Shark takes a chunk out of fibreglass canoe at Lauli’i
While out paddling on a Saturday afternoon, Siala Lova found himself suddenly without a tail to his va’a. He felt his V1 begin to sink.
Mr. Lova and his paddling teammates, Elton Petersen and Mao Onesemo had paddled about 10 kilometres from the reef off the coast of Lauli’i.
They caught a wave and began surfing down when they heard a loud bang, and Mr. Onesomo watched a large splash behind Mr. Lova’s va’a.
“I was surprised," Mr. Lova told the Samoa Observer.
"Even Mao, who was 100 metres away from me and he heard it as well, it was loud.

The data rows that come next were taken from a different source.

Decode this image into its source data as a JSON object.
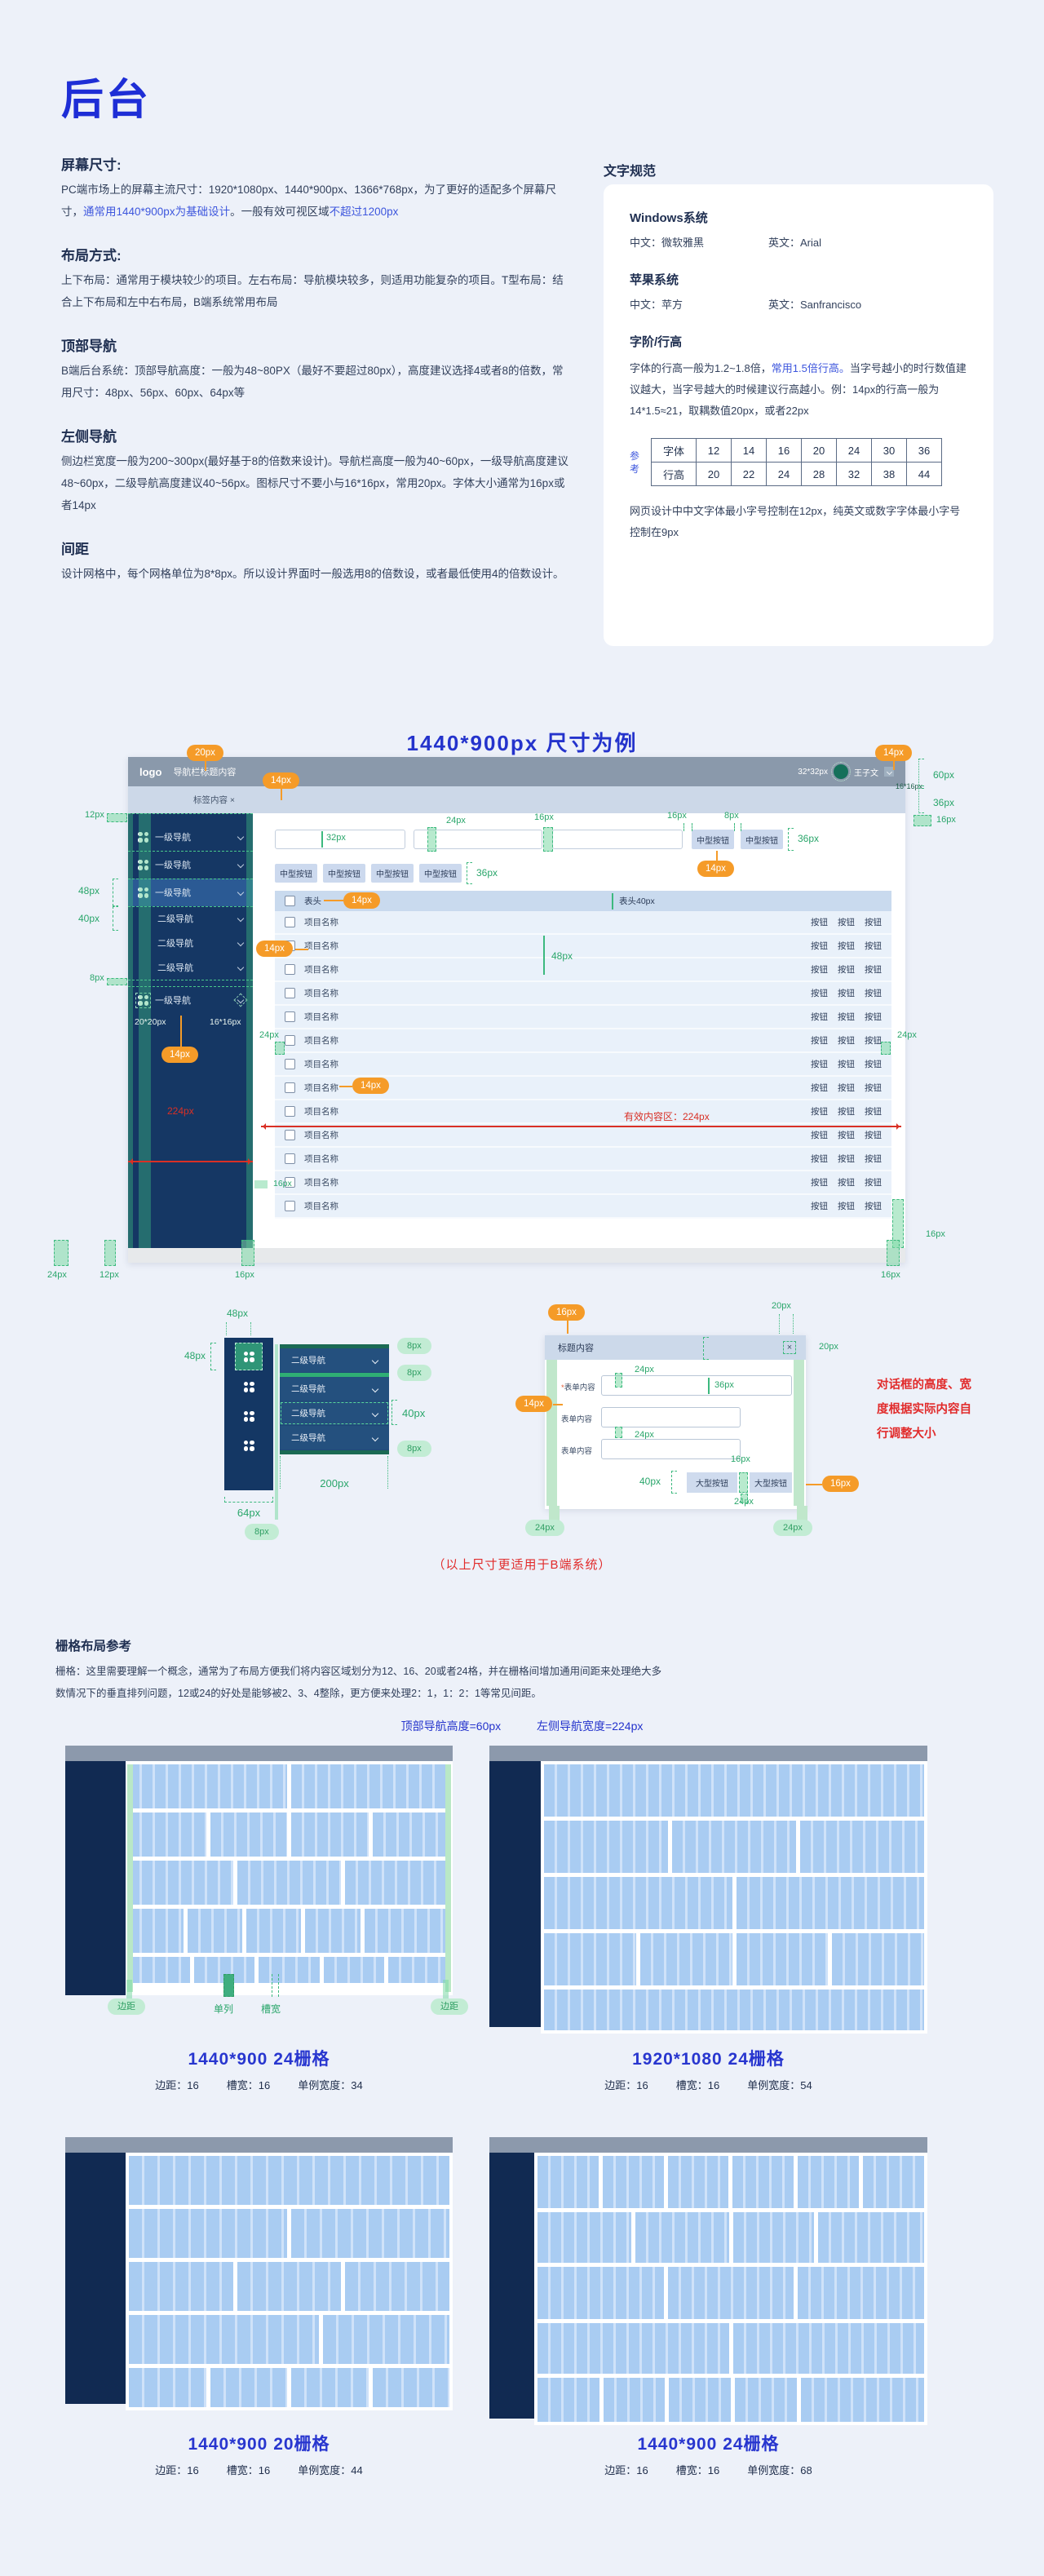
{
  "page_title": "后台",
  "colors": {
    "accent_blue": "#1e2ed6",
    "title_blue": "#2433cc",
    "annotation_green": "#2aa66b",
    "badge_orange": "#f59b28",
    "alert_red": "#e12b2b",
    "sidebar_navy": "#153764",
    "navbar_gray": "#8a99ab"
  },
  "specs": {
    "screen": {
      "heading": "屏幕尺寸:",
      "t1": "PC端市场上的屏幕主流尺寸：1920*1080px、1440*900px、1366*768px，为了更好的适配多个屏幕尺寸，",
      "blue1": "通常用1440*900px为基础设计",
      "t2": "。一般有效可视区域",
      "blue2": "不超过1200px"
    },
    "layout": {
      "heading": "布局方式:",
      "t1": "上下布局：通常用于模块较少的项目。左右布局：导航模块较多，则适用功能复杂的项目。T型布局：结合上下布局和左中右布局，B端系统常用布局"
    },
    "topnav": {
      "heading": "顶部导航",
      "t1": "B端后台系统：顶部导航高度：一般为48~80PX（最好不要超过80px），高度建议选择4或者8的倍数，常用尺寸：48px、56px、60px、64px等"
    },
    "leftnav": {
      "heading": "左侧导航",
      "t1": "侧边栏宽度一般为200~300px(最好基于8的倍数来设计)。导航栏高度一般为40~60px，一级导航高度建议48~60px，二级导航高度建议40~56px。图标尺寸不要小与16*16px，常用20px。字体大小通常为16px或者14px"
    },
    "spacing": {
      "heading": "间距",
      "t1": "设计网格中，每个网格单位为8*8px。所以设计界面时一般选用8的倍数设，或者最低使用4的倍数设计。"
    }
  },
  "typography": {
    "heading": "文字规范",
    "windows": {
      "heading": "Windows系统",
      "zh": "中文：微软雅黑",
      "en": "英文：Arial"
    },
    "apple": {
      "heading": "苹果系统",
      "zh": "中文：苹方",
      "en": "英文：Sanfrancisco"
    },
    "lineheight": {
      "heading": "字阶/行高",
      "t1": "字体的行高一般为1.2~1.8倍，",
      "blue": "常用1.5倍行高。",
      "t2": "当字号越小的时行数值建议越大，当字号越大的时候建议行高越小。例：14px的行高一般为14*1.5≈21，取耦数值20px，或者22px"
    },
    "ref_label": "参考",
    "table": {
      "rows": [
        [
          "字体",
          "12",
          "14",
          "16",
          "20",
          "24",
          "30",
          "36"
        ],
        [
          "行高",
          "20",
          "22",
          "24",
          "28",
          "32",
          "38",
          "44"
        ]
      ]
    },
    "note": "网页设计中中文字体最小字号控制在12px，纯英文或数字字体最小字号控制在9px"
  },
  "ann": {
    "px8": "8px",
    "px12": "12px",
    "px14": "14px",
    "px16": "16px",
    "px20": "20px",
    "px24": "24px",
    "px32": "32px",
    "px36": "36px",
    "px40": "40px",
    "px48": "48px",
    "px60": "60px",
    "px64": "64px",
    "px200": "200px",
    "px224": "224px",
    "icon_size": "20*20px",
    "chevron_size": "16*16px"
  },
  "mockup": {
    "figure_title": "1440*900px  尺寸为例",
    "navbar": {
      "logo": "logo",
      "title": "导航栏标题内容",
      "avatar_size": "32*32px",
      "user": "王子文",
      "chevron_size": "16*16px"
    },
    "tabbar": {
      "tab": "标签内容",
      "close": "×"
    },
    "sidebar": {
      "items": [
        "一级导航",
        "一级导航",
        "一级导航",
        "二级导航",
        "二级导航",
        "二级导航",
        "一级导航"
      ],
      "width_red": "224px"
    },
    "toolbar": {
      "medium_button": "中型按钮"
    },
    "table": {
      "header": "表头",
      "header_note": "表头40px",
      "action": "按钮",
      "effective": "有效内容区：224px",
      "rows": [
        "项目名称",
        "项目名称",
        "项目名称",
        "项目名称",
        "项目名称",
        "项目名称",
        "项目名称",
        "项目名称",
        "项目名称",
        "项目名称",
        "项目名称",
        "项目名称",
        "项目名称"
      ]
    }
  },
  "detail": {
    "rail": {
      "item": "二级导航"
    },
    "dialog": {
      "title": "标题内容",
      "close": "×",
      "required": "*",
      "label": "表单内容",
      "button": "大型按钮",
      "note": [
        "对话框的高度、宽",
        "度根据实际内容自",
        "行调整大小"
      ]
    },
    "caption": "（以上尺寸更适用于B端系统）"
  },
  "grid_section": {
    "heading": "栅格布局参考",
    "body1": "栅格：这里需要理解一个概念，通常为了布局方便我们将内容区域划分为12、16、20或者24格，并在栅格间增加通用间距来处理绝大多",
    "body2": "数情况下的垂直排列问题，12或24的好处是能够被2、3、4整除，更方便来处理2：1，1：2：1等常见间距。",
    "note1": "顶部导航高度=60px",
    "note2": "左侧导航宽度=224px",
    "col_labels": [
      "边距",
      "单列",
      "槽宽",
      "边距"
    ],
    "grids": [
      {
        "title": "1440*900  24栅格",
        "stats": [
          "边距：16",
          "槽宽：16",
          "单例宽度：34"
        ],
        "rows": [
          {
            "h": 54,
            "b": [
              1,
              1
            ]
          },
          {
            "h": 54,
            "b": [
              1,
              1,
              1,
              1
            ]
          },
          {
            "h": 54,
            "b": [
              1,
              1,
              1
            ]
          },
          {
            "h": 54,
            "b": [
              0.9,
              0.9,
              0.9,
              0.9,
              1.4
            ]
          },
          {
            "h": 32,
            "b": [
              1,
              1,
              1,
              1,
              1
            ]
          }
        ]
      },
      {
        "title": "1920*1080  24栅格",
        "stats": [
          "边距：16",
          "槽宽：16",
          "单例宽度：54"
        ],
        "rows": [
          {
            "h": 64,
            "b": [
              1
            ]
          },
          {
            "h": 64,
            "b": [
              1,
              1,
              1
            ]
          },
          {
            "h": 64,
            "b": [
              1,
              1
            ]
          },
          {
            "h": 64,
            "b": [
              1,
              1,
              1,
              1
            ]
          },
          {
            "h": 50,
            "b": [
              1
            ]
          }
        ]
      },
      {
        "title": "1440*900  20栅格",
        "stats": [
          "边距：16",
          "槽宽：16",
          "单例宽度：44"
        ],
        "rows": [
          {
            "h": 60,
            "b": [
              1
            ]
          },
          {
            "h": 60,
            "b": [
              1,
              1
            ]
          },
          {
            "h": 60,
            "b": [
              1,
              1,
              1
            ]
          },
          {
            "h": 60,
            "b": [
              1.5,
              1
            ]
          },
          {
            "h": 48,
            "b": [
              1,
              1,
              1,
              1
            ]
          }
        ]
      },
      {
        "title": "1440*900  24栅格",
        "stats": [
          "边距：16",
          "槽宽：16",
          "单例宽度：68"
        ],
        "rows": [
          {
            "h": 64,
            "b": [
              1,
              1,
              1,
              1,
              1,
              1
            ]
          },
          {
            "h": 62,
            "b": [
              1.1,
              1.1,
              0.95,
              1.25
            ]
          },
          {
            "h": 64,
            "b": [
              1.4,
              1.4,
              1.4
            ]
          },
          {
            "h": 62,
            "b": [
              1,
              1
            ]
          },
          {
            "h": 54,
            "b": [
              0.75,
              0.75,
              0.75,
              0.75,
              1.5
            ]
          }
        ]
      }
    ]
  }
}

“I thought it was my ‘iato (boom) that got broken and then I realised that the back of my boat started sinking.
“Mao was at the back and he saw the splash from the back of the boat and that’s when I realised it was a shark.”

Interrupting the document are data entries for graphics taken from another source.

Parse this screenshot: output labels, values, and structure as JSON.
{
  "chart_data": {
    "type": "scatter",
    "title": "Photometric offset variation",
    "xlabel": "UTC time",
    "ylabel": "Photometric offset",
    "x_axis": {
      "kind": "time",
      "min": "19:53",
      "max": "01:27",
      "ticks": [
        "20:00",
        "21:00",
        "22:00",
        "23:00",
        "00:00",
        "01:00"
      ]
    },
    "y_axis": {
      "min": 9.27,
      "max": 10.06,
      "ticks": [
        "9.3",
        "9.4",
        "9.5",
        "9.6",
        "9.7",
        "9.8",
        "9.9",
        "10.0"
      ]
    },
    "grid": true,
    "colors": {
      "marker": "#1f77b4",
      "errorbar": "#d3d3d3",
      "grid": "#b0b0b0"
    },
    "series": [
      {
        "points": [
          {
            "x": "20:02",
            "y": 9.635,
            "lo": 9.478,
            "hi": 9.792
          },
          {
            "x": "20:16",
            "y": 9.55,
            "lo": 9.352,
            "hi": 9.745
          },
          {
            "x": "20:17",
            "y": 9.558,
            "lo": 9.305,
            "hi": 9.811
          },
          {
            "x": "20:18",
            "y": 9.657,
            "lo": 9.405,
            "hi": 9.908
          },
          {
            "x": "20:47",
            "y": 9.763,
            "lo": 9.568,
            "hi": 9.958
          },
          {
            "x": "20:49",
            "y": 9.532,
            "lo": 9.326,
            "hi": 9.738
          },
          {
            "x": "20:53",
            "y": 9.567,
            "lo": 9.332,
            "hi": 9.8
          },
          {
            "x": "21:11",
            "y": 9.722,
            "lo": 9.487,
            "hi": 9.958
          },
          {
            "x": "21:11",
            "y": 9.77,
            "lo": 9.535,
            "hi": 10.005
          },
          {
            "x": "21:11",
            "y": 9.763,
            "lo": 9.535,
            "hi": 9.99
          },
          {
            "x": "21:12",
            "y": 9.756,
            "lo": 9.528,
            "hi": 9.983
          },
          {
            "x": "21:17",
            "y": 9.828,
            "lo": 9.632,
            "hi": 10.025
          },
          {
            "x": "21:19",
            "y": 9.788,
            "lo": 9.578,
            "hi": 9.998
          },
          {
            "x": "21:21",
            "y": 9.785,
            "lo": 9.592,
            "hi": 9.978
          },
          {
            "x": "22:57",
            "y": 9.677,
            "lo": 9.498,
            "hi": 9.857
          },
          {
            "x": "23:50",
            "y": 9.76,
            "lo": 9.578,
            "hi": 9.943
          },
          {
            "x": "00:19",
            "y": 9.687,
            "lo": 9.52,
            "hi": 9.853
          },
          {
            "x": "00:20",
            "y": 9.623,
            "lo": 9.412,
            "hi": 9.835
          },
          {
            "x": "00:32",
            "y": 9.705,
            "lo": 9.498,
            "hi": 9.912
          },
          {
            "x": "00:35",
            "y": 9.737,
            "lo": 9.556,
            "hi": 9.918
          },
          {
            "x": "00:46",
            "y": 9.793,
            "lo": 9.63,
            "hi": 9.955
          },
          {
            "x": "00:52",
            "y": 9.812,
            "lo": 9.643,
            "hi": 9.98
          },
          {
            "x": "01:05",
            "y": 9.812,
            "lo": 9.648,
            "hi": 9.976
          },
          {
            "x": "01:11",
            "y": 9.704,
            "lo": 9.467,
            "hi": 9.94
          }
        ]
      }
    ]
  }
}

The encounter was over as quickly as it began, with the shark disappearing back into the blue, probably with a sore jaw from the fibreglass.
Based on photos of the broken va’a, Dr. Mark Meekan the Senior Principal Research Scientist of the Australian Institute of Marine Science confirmed it was a shark that bit the boat, but could not determine what kind.
The paddlers acted quickly to get back to shore. Mr. Onesemo unrigged the chomped va’a and began his journey back to shore, headed for Taumeasina.
Mr. Lova clung onto Mr. Petersen’s boat and tried to keep himself afloat while his friend did the work of paddling them to safety.
None of them were injured, and they acted quickly to recover the broken canoe and get everyone to shore safely.
“Everyone was calm," Mr. Lova said.
“Things like that happen, but to make sure you stay alive, stay calm and don’t panic."
A paddling trip from Lauli’i to Taumeasina should take between 30-40 minutes, by Mr. Lova’s estimation. It took them 120 minutes instead.
Long paddling trips are a walk in the park for the three men, usually. They had set out from Mulinu’u around 2pm, expecting a fairly regular hour or two on the water before returning. They had a wedding to attend that night.
And while they did not expect a shark encounter, they were experienced enough to know it was on the cards.
“Every sport has their consequences so probably for paddling that’s one,” Mr. Lova said.
“But whenever you go outside the reef make sure you take a buddy. Make sure you go with someone if you’re going outside, for safety.”
Mr. Lova also recommended paddling with a lifejacket, but admitted they did not.
“You never know what might happen, well we have seen what happened ourselves.
“It’s a lesson learned for us as well.”
Last year, another paddler, Andrew Wheatley, encountered a shark too while sailing a surf ski, which is like a va’a but has a rudder.
The experience has not deterred him from jumping back in the sea, and he said it shouldn’t stop anyone either.
“They are not there to attack; they’re not interested in us,” he said at the time.
“When they bite it’s because their using their sense, which is biting because they can’t see".
Sharks have relatively poor eyesight, and as they rise to the surface to fish their prey is silhouetted by the sun, leaving room for error with confusingly shaped vessels, said Mr. Wheatley.
“The rudders on our boats flick like a fish… the conditions lined up where that’s basically what I looked like," he said.
“He’s probably thinking tuna, or something big, and he got a mouthful of fibreglass instead. He would have spat that out pretty quick.”